The 62% LDL-C reduction is in line with what current PCSK9 inhibitors achieve with chronic dosing, which is about 40% to 60%. Effects were sustained over follow-up of up to 18 months, with 15 participants followed for at least a year.

Lilly plans to begin Phase 2 enrollment by the end of 2026. VERVE-102 uses a lipid nanoparticle to deliver messenger RNA encoding an adenine base editor and a guide RNA targeting PCSK9, producing a single permanent edit in hepatocytes.

Heart-2 is an open-label, single-ascending-dose study in 35 adults with heterozygous familial hypercholesterolemia or premature coronary artery disease who remain above LDL-C targets despite maximally tolerated oral therapy. No cardiovascular outcomes were measured. Participants will be followed for up to 15 years.

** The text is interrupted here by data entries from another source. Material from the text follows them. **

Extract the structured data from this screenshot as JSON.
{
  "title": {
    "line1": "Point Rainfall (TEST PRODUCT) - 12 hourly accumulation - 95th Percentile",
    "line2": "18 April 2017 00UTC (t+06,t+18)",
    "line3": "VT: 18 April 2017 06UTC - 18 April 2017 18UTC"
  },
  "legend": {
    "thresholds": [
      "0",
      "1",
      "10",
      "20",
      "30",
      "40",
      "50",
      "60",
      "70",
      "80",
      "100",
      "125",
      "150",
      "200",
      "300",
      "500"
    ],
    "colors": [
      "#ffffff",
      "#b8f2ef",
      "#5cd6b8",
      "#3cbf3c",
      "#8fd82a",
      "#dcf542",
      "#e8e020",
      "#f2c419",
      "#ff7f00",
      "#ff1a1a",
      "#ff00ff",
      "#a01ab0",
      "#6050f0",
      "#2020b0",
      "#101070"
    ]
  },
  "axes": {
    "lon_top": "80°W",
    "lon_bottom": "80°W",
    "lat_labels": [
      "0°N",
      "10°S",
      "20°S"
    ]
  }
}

No dose-limiting toxicities or treatment-related serious adverse events occurred. Reported events linked to VERVE-102 were limited to mild-to-moderate infusion-related reactions (20% of participants) and transient, asymptomatic ALT elevations that resolved within a week. One grade 3 aspiration pneumonitis in a participant with GERD was deemed unrelated to treatment. The GalNAc-lipid nanoparticle formulation appears to have avoided the safety signals seen with the predecessor VERVE-101.

Existing PCSK9 inhibitors lower LDL-C but require ongoing administration, with discontinuation rates of 30% to 50% within a year of starting therapy. A single infusion that produces lifelong PCSK9 suppression would change management entirely, particularly for patients with familial hypercholesterolemia who face decades of treatment. The authors estimate the 78 mg/dL absolute reduction, if maintained over 20 years, would cut cardiovascular disease risk by more than half in most patients with hypercholesterolemia.

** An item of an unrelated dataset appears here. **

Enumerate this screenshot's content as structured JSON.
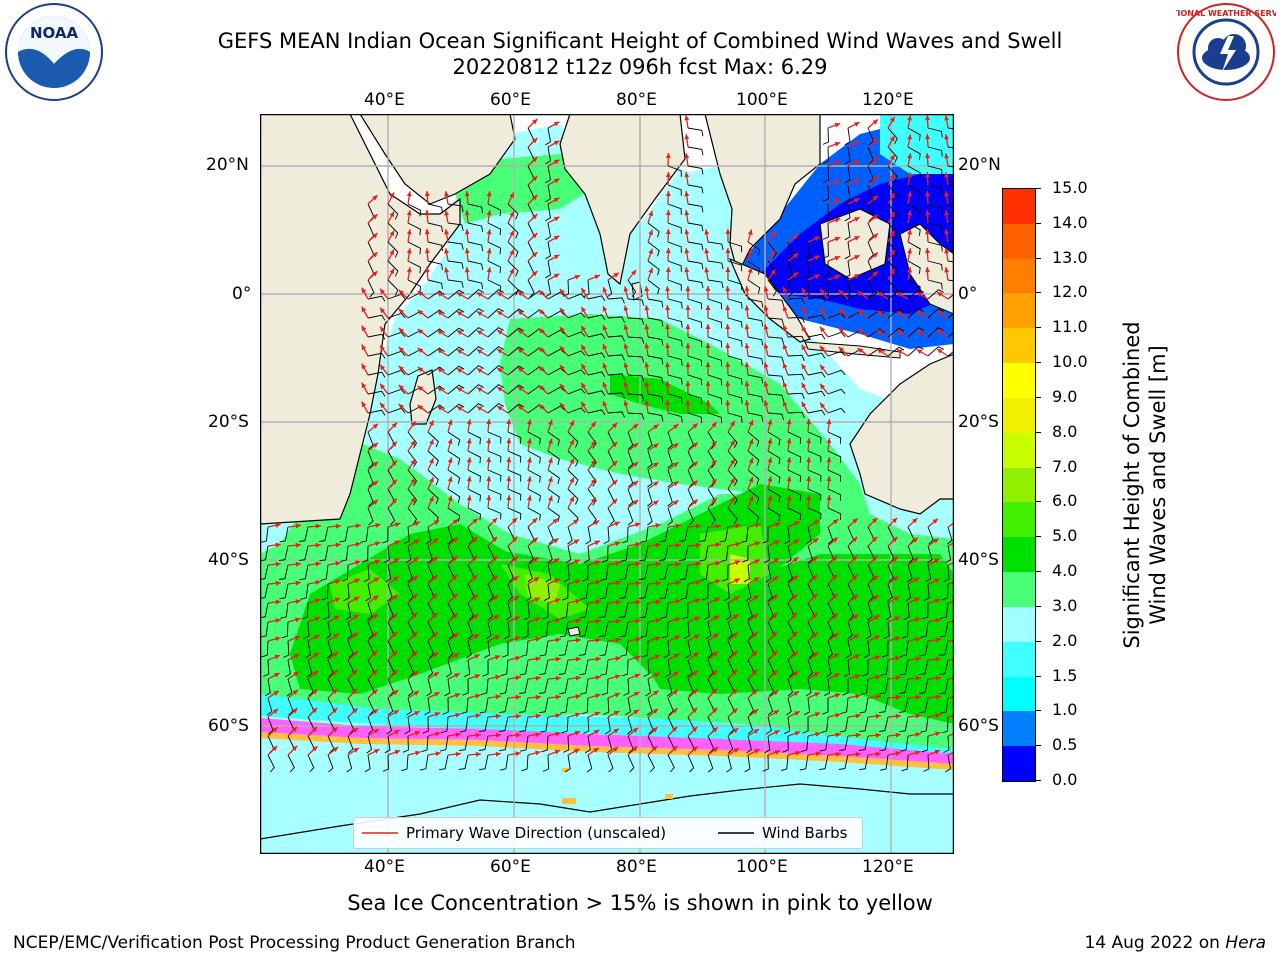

"The Heart-2 results provide early clinical evidence that a single dose of VERVE-102 may mimic the LDL-C lowering effects of PCSK9 cardioprotective variants, potentially transforming cardiovascular care from chronic management to a one-time treatment," said Sekar Kathiresan, MD, Lilly senior vice president and co-founder of Verve Therapeutics, which was acquired by Lilly last year for $1 billion.